Van Van Oil : History & Use
If you’ve wandered through a witchy store or botanica, either in person or online, you’ve probably come across a little bottle of Van Van Oil. If you’ve unscrewed the cap, you’ve either been punched in face by citronella and patchouli or a pleasant, delicately blended aroma of perfumes, citruses, and florals. But what is Van Van Oil or Van Van Powder/Wash/Incense/etc? Where did it come from? What’s in it and how would one use it?
It’s a traditional American formula that can be used magically for damn near anything.
The majority of research out there from both rootwork and conjour practices, as well as historical perfumery, shows that Van Van formulas comes from New Orleans in the late 1700’s to early 1800’s. As a major port in the south, New Orleans was not only a place where goods were bought, sold, and traded up the Mississippi River, but so were people. Algiers is the second oldest district in New Orleans, and as such, many people were sold as slaves in this time and place. Where people go, enslaved or not, goes their culture, their recipes, and their magic. These practices become reshaped, hidden, lost, and reworked through what resources are available. From the American south, and through New Orleans in particular, comes much of the American folk magic, and hoodoo practices.
The formulas of Van Van, and it’s uses, reflect the economic circumstances of the time. Van Van, refers to the Vervain (Aloysia citriodora) also known as lemon verbena, which is used to make perfumes. Vervain oil is expensive and certainly was traded through the New Orleans ports during this time period. Spanish and Portuguese merchants were trading the herb which is native to South America starting as early as the 1700s. It was unlikely that people making and using Van Van products would have had access to such a luxury item at the time.
This is where the traditional ingredients for Van Van come into the picture. Lemongrass and citronella, common to most Van Van recipes, would be used to boost or mimic the scent of the Verbena/Vervain oil. Gingergrass, also known as palmarosa, is another common ingredient, and has a similar lemon scent as the other grasses. palmarosa is more floral and fruity than lemon/citrus. More earthy, musky, and perfumed scents like patchouli and vetiver were used to tone down and round out these strong citrus notes. These roots were also being traded through New Orleans at the time, and common among perfume blends just as much as they are today.
There is no Vanilla in traditional Van Van oil, as you might have been told. According to Chas Bogan in his book The Secret Keys of Conjure, the idea that Van Van includes vanilla comes from Herman Slater, an early promoter of Wicca in the U.S. and an occult shop owner in New York City in the mid-1970s. Several of Slater’s books contain recipes for southern hoodoo products, though it seems like something was lost in translation between the south and north. While some parts of his recipes appear to be accurate, such as his Van Van has vetiver, others seem to be “guess work” on his part. There is more to the story and I recommend checking out Bogan’s book to learn more about this and many of items used in American folk magic.

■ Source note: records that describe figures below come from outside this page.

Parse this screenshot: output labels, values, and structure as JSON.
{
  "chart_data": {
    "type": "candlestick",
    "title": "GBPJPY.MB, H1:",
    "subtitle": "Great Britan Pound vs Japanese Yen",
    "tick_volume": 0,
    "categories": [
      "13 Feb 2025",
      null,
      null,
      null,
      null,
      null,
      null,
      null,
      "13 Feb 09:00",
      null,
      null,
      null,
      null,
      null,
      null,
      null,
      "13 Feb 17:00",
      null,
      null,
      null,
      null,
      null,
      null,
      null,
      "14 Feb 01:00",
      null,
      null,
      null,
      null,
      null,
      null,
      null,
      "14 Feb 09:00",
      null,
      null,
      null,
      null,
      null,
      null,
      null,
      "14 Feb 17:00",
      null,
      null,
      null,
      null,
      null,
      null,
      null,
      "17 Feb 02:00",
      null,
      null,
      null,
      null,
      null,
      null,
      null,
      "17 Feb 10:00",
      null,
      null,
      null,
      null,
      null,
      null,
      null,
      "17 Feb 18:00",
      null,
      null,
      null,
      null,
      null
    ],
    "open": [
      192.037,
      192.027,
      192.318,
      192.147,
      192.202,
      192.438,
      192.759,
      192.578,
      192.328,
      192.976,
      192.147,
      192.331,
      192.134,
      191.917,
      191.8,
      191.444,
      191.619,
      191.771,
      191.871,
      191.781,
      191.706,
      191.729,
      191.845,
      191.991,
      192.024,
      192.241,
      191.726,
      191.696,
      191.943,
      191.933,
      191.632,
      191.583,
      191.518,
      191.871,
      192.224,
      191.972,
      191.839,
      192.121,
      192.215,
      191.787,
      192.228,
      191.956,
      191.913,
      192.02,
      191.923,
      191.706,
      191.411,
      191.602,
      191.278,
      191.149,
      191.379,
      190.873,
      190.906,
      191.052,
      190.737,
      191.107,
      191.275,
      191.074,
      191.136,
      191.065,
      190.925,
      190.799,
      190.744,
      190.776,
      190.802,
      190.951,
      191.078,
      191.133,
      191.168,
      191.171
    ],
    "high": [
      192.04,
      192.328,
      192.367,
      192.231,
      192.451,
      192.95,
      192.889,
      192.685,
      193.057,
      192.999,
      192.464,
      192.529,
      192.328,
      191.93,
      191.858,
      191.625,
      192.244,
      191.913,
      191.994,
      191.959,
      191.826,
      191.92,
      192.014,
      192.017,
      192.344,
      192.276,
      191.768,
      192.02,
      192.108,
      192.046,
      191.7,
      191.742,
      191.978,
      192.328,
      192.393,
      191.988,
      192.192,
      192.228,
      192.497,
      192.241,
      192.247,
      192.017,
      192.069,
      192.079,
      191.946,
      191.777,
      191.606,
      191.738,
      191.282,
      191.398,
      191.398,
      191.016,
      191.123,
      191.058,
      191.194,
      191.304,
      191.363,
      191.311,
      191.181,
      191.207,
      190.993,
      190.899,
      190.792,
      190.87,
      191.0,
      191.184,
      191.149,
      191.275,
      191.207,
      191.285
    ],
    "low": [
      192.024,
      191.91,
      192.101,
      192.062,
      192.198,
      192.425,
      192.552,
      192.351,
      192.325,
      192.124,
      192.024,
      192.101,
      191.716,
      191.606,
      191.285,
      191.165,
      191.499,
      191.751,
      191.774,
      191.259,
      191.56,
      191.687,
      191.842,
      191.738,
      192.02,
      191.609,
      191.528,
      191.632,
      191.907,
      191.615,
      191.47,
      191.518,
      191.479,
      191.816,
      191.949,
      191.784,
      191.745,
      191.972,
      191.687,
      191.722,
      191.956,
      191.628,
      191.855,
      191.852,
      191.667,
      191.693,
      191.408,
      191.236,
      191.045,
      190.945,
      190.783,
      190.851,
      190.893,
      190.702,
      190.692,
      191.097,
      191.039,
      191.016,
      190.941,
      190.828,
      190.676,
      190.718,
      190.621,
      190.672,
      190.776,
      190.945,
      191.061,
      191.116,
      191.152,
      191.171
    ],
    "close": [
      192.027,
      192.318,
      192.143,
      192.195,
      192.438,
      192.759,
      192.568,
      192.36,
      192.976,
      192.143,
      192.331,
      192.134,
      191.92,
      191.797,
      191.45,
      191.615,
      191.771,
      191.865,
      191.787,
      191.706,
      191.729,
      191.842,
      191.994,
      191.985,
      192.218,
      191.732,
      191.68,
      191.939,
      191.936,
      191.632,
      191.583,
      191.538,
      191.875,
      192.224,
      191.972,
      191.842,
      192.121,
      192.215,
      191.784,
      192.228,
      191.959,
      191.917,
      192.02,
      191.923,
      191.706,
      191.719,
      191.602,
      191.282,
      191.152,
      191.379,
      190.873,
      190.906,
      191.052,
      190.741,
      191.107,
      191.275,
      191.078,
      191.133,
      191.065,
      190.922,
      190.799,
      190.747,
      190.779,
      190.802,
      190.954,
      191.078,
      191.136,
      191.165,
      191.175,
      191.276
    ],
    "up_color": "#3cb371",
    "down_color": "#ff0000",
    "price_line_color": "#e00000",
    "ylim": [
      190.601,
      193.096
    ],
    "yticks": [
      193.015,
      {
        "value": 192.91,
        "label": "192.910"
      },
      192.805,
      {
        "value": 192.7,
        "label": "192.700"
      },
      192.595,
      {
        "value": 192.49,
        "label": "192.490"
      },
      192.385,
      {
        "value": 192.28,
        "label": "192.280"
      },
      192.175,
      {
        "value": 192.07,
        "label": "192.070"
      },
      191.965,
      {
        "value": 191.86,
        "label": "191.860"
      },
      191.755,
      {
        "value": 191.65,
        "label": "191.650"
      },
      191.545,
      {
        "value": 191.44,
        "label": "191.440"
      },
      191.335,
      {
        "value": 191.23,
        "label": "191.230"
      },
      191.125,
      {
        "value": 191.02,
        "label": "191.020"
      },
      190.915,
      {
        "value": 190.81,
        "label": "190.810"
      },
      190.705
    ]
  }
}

Van Van oil has been used for as many things as all-purpose flour has. Used primarily for prosperity and love charms, Van Van oil can be put on lodestones, lucky rabbits foot, or to anoint a mojo bag to attract luck, money, and prosperity. This probably comes from the vetiver, patchouli, or verbena oil being relatively expensive scents. Thus, like Cardamom in England during the early modern period, the idea of having expensive things brings about more wealth. The old “like attracts like” proverb. I’ve also heard of lemongrass being an herb used to attract luck and gain prosperity. It not uncommon for Van Van products and various charms/tokens to be sold together.
There is a long history of lemons, lemon verbena, and lemongrass being used in love magic. I’ll get into this more in my next blog post, but for now, these herbs/oils, were undoubtedly the reason Van Van has been used for love magic. A notable example of this outside of rootwork would be a Van Van formula used in hair cream was advertised in the 30’s and 40’s to African American consumers. All beauty products are love magic by degree. By a lesser extent, the palmarosa with it’s fruity, floral notes, would be associated with love and romance as well.
The final, yet no less common, use for Van Van Oil would be cleansing, clearing, and protection. One has only to look to modern bug spray and cleaning products to find the association between lemons and cleaning alive and well in our time. Lemons and lemongrass by extension have strong antibacterial properties. They are also pleasant scents. I have a working theory that anything with a strong and pleasant scent has been used widely as a cleansing/purifying agent in magical practices. Additionally, citronella is found in so many bug repellent products it almost goes without saying it is used for clearing and protection in magical formulas. Practically speaking, if if these citrus scents repel insects, especially those that can spread disease e.g. mosquitoes, then these fragrant grasses would have similar magical property.
I wasn’t joking when I said Van Van Oil can be used for almost anything.